Hacker News new | ask | show | jobs
by MayeulC 1828 days ago
> Q: If a healthy 18 year-old chooses to attempt to go to a nightclub unvaccinated, who exactly is put at risk from this?

That person, plus every person they come in contact with.

Oh, you can compute the total "risk" of course. Assuming the person is contaminated and you put their personal "risk" treshold at an arbitrary 2% (which I just pulled out of thin air: chance of getting unacceptable side-effects: p(side_effect|contaminated)). You then have to sum that up for every person they come in contact with.

sum((1-vacc_effectiveness)*personal_risk*transmissiveness).

The real contribution might be even greater than that, as the contaminated will go on carry the virus to other people.

In theory if the number of people is large enough, you should be able to replace the values with average ones, but it's likely that 18 yo will spend more time with 18 yo than 70 yo.

To sum it up, herd immunity only works if enough people are immune (vaccinated). Everyone should feel responsible for it, even 18 years-olds (unless you take a very individualist view of life, which seems like a dominant feeling in the US: it works a lot like the prisoner's dilemna). Anyway, I'm just proud of performing my civic duty, I won't be a carrier for that virus.

2 comments

That’s not how vaccine effectiveness works. There’s already a probability less than one of getting Covid if unvaccinated, and the effectiveness of the vaccine is the reduction from that.
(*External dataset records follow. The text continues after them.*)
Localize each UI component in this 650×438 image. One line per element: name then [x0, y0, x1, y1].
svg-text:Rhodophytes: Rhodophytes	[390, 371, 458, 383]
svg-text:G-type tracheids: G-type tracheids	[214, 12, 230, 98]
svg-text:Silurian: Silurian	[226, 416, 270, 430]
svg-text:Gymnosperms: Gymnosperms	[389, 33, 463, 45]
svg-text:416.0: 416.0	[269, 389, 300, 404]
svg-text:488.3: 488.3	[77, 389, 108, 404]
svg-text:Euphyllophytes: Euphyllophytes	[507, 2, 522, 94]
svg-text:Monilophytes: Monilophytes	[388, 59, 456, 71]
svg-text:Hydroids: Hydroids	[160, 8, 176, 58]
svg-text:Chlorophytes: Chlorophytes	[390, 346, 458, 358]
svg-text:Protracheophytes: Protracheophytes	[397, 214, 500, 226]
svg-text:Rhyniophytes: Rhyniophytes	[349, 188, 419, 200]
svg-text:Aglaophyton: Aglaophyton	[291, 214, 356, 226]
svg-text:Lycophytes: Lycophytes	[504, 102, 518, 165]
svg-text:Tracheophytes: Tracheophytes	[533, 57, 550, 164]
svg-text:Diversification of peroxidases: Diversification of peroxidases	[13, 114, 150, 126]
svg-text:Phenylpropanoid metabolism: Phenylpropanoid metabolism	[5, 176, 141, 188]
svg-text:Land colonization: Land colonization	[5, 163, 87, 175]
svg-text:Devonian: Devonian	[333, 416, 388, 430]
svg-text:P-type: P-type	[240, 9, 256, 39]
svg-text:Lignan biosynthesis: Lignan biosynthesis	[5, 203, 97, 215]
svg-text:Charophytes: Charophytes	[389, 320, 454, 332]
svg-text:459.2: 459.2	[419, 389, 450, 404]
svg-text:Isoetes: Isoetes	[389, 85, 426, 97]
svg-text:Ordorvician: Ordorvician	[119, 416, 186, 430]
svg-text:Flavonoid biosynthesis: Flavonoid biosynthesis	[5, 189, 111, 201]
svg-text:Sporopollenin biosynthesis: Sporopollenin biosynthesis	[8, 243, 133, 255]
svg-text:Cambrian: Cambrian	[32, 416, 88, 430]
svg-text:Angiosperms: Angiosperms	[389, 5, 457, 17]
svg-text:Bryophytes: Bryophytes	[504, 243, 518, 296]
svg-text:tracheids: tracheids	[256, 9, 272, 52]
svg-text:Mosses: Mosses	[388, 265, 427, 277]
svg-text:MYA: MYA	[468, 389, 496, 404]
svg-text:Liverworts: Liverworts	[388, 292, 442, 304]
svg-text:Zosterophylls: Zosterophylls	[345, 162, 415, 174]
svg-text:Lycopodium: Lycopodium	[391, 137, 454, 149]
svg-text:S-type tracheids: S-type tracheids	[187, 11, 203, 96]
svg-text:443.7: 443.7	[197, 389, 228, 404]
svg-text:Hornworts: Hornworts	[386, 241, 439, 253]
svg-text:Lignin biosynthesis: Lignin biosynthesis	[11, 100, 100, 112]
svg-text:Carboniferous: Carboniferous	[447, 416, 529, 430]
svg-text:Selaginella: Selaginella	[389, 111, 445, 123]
So if over the course of their study period, 100 unvaccinated people got covid out of a thousand tracked, with a 98% effectiveness, only 2 people in the 1000 people vaccinated group would have gotten it.

So vaccines are really effective. Even more so for preventing serious complications.

> chance of getting unacceptable side-effects

There are a considerable number of people out there - some of whom are young and healthy and at vanishingly small personal risk from Covid19 - who if you mention the phrase "unacceptable side-effects" their first thought would be of side effects from vaccination, not the virus.

The boss at my daughter's kindergarten had Covid19 last summer. She had to quarantine for two weeks, then came back to work. She told me (unprompted) that sitting out the quarantine was way worse than the virus.

Telling these people they are stupid or anti-social - or simply downvoting them :) - may not be the most effective strategy to make them change their mind.

How should society approach this?

How should governments approach this?